People are turning to social media and using smartphones to buy
and sell shares, move money around bank accounts and make
payments, a trend accelerated by the COVID-19 pandemic, leaving
regulators playing catch-up.
"Digital finance has unlocked new synergies between financial
and non-financial activities that potentially introduce systemic
risk into the market for financial services," a joint report
from the EU's banking, insurance and markets watchdogs said.
Cloud computing, or banks and other financial firms using
outsourced providers for services, is booming, the report said.
It is sometimes unclear how to categorise some digital financial
services under existing rules, creating uncertainty over data
privacy, anti-money laundering safeguards and how much capital
they should be holding, the report said.
It called on the bloc's executive European Commission, which has
opened a public consultation on digital finance, to take a
"holistic" view of supervising financial services.
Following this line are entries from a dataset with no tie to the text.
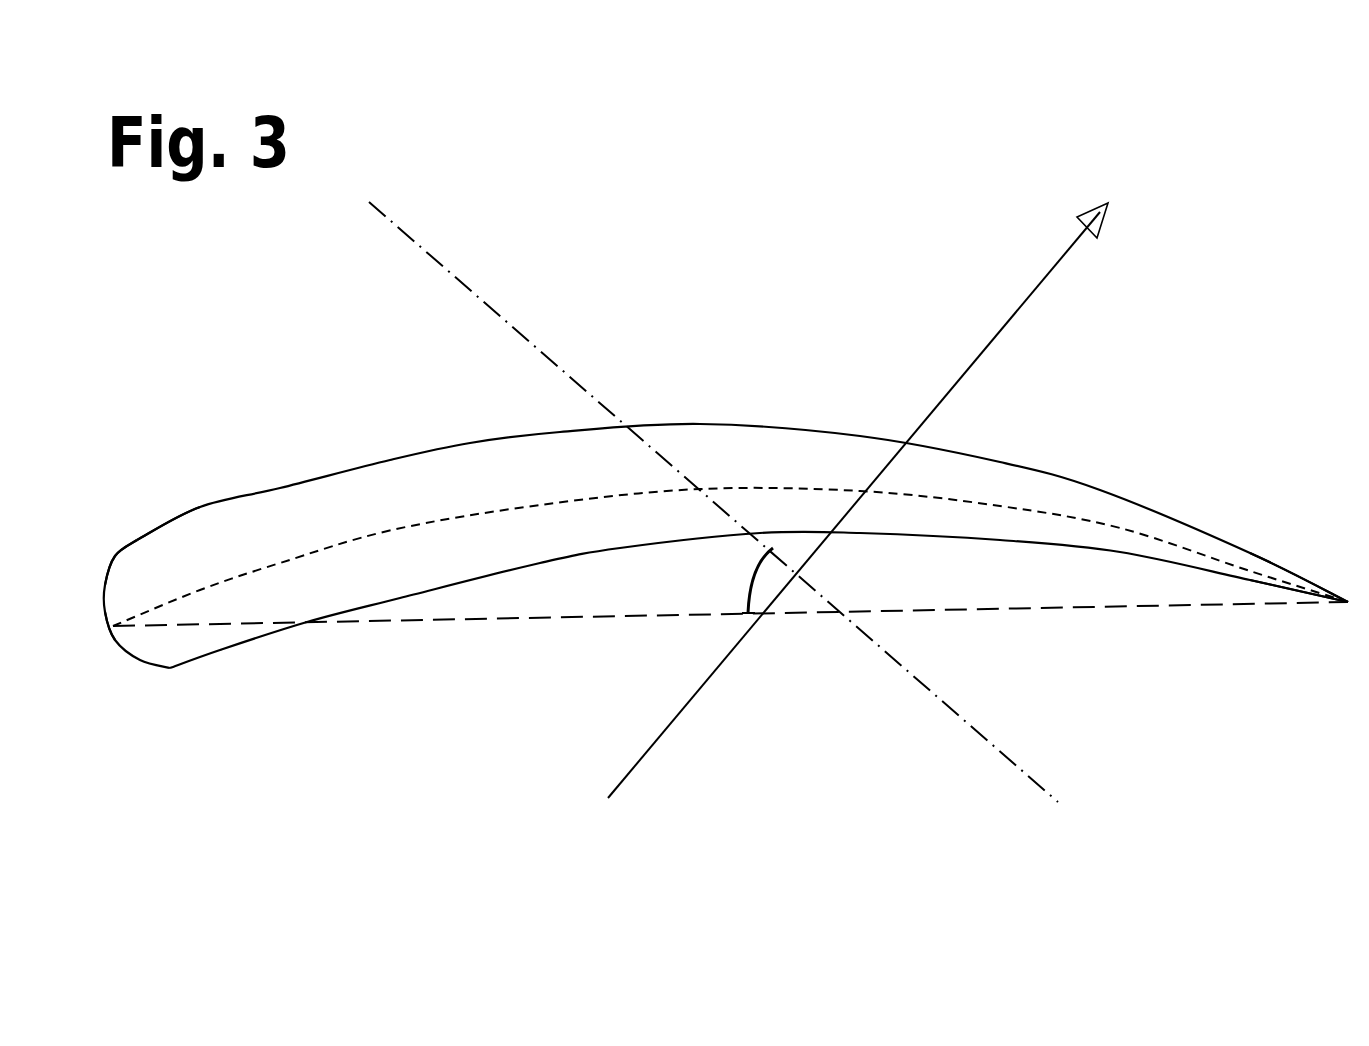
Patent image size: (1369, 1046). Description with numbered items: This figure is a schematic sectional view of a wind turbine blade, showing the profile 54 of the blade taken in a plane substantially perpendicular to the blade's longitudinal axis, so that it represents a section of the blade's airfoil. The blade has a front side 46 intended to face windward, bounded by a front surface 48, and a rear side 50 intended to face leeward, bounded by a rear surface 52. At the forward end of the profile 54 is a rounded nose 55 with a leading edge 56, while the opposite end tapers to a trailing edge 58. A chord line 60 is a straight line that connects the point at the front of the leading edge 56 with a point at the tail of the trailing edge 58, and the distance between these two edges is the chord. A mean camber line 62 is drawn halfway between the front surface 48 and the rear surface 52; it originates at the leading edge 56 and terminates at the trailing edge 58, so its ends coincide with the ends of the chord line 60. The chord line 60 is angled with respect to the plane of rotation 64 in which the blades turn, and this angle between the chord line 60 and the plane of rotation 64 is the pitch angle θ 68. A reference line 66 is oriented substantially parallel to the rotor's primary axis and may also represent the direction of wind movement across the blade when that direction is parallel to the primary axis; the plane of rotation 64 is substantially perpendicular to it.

The front side 46 is at (313, 638).
The front surface 48 is at (203, 662).
The rear side 50 is at (716, 527).
The rear surface 52 is at (162, 533).
The profile 54 is at (565, 463).
The nose 55 is at (132, 580).
The leading edge 56 is at (112, 627).
The trailing edge 58 is at (1350, 598).
The chord line 60 is at (478, 622).
The mean camber line 62 is at (392, 530).
The plane of rotation 64 is at (962, 716).
The reference line 66 is at (672, 728).
The pitch angle θ 68 is at (758, 563).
New "supervision structures" may be needed to capture
transactions spread across "mixed activity" groups or MAGs, such
as Amazon, Google, Meta's Facebook, Apple and other Big Tech
firms offering financial and non-financial services.
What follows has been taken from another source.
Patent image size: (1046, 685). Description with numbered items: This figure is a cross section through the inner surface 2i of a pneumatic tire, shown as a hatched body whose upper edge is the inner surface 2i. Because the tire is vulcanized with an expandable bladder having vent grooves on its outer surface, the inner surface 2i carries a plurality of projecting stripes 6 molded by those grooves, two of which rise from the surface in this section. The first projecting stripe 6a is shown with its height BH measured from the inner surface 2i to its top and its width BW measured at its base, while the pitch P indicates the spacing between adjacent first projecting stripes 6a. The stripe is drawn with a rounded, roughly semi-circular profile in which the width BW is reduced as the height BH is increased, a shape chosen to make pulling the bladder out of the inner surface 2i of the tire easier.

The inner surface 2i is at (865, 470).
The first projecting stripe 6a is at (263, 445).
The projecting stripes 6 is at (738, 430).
The crash of German payments company Wirecard demonstrated that
complex arrangements within a group providing both financial and
non-financial services create specific challenges for
supervisors, the report said.
"The growing digitalisation and datafication of financial
services necessitate closer cooperation between financial and
relevant non-financial authorities," the report said.
The report said that regulatory action may be warranted given
that some posting on social media are effectively
advertisements.
"In securities markets in particular, the growth of digital
trading platforms has coincided with new trends, such as ‘social
trading’, or investment advice shared over social media—which
brings new opportunities but risks as well."